Put otherwise, it both explains what seems to be order and what seems to
be a conflict evolving toward its resolution. In the case of Occitan, a
long diglossic period, lasting at least from 16th to 19th century, corresponds
to a time when mimesis, imitation of prestigious models, was subjected
to a global social censure. Censure of prestigious linguistic models only
was a special case. This illuminates why depreciation didn't entail substitution.
Conversely, the evidently rapid substitution process prevailing in the
20th century, corresponds to a general release of mimetic taboos within
societies. The relative prestige of competing languages was not modified
in the passage from one situation to the other. But the attitude toward
prestigious things (prestigious linguistic varieties in particular) did
change.
Desire not only allows to understand the history of Occitan. It
also makes it possible to think of a future for this language. We cannot
rely on the linguistic inertia a large number of illiterate monolinguals
to ensure a future for Occitan. Such illiterate monolinguals no longer
exist. Neither can we expect that some economical constraint would make
Occitan necessary for one's survival or social advancement. People are
likely to choose Occitan only insofar it is a desirable language. What
can be said about the desire for Occitan today? Indeed, some form of desirability
results from the very marginalisation of the language. Occitan turns out
valorised as an unlearnable "patois", a form of language one
can possess but could not possibly acquire. Of course such a valorisation
is not exactly fit to trigger a social promotion of Occitan. It is only
allows individuals to enjoy what remains of it.

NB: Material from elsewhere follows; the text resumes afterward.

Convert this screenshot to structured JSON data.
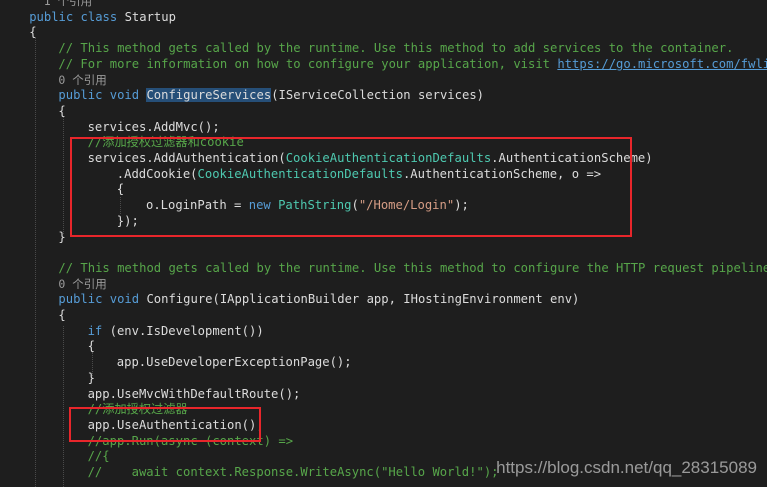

I do not suggest to censure
enjoying an intimate or private language, which according to the formula
coined by Pierre Bourdieu, is "out of market". I only want to
emphasise that this cannot be the only attitude toward Occitan, if we want
this language to remain a living language. In the process of establishing
such new attitudes, Occitan must unreluctantly be presented as a prestigious
language : a culture language endowed with an old and rich literature,
an elaborated language able to cope with all intellectual domains. Prestige
can also result from associating the Occitan language to the efforts toward
economical growth made by the Occitan speaking "Regions". Notwithstanding
the heavy centralist French tradition, Regional institutions are now gaining
strength. Relations with neighbouring entities across state boundaries
(Catalonia in the first place) intensify. Cultural identity, of which language
is a central and decisive part, can be involved as a symbol of these new
trends. Hence the Occitan language may result connoted as something modern
and dynamic. Such a valorisation is likely to receive some adhesion as
knowledge of French is no longer at stake: everyone knows French now (in
France) and so the prestige attached to this knowledge reduces. What we
have to do then, is to make Occitan available and accessible, in order
for valorisation to entail learning the language and speaking it. This
doesn't preclude Occitan language from being felt, at the same time, as
a linguistic medium closely connected to personal experience, as an intimate
language. This relation with the language can be established even through
some few extant remains: a couple of stock phases and words borrowed into
local Southern French. Of course, it can also involve more extensive contact
with traditional dialectal practice.
Compounding the various figures of
the Occitan language, viz. Occitan as culture language and Occitan as a
language of intimacy, allows to diversify the attitudes toward this language
and should increase its attractiveness. A gain in social use depends on
this diversification, as the promotion of unidimensional representations
of occitanophony by linguistic militants often inefficiently confronted
the reduction process which assigns to the Occitan "patois" the
only role of being the negative face of the French language.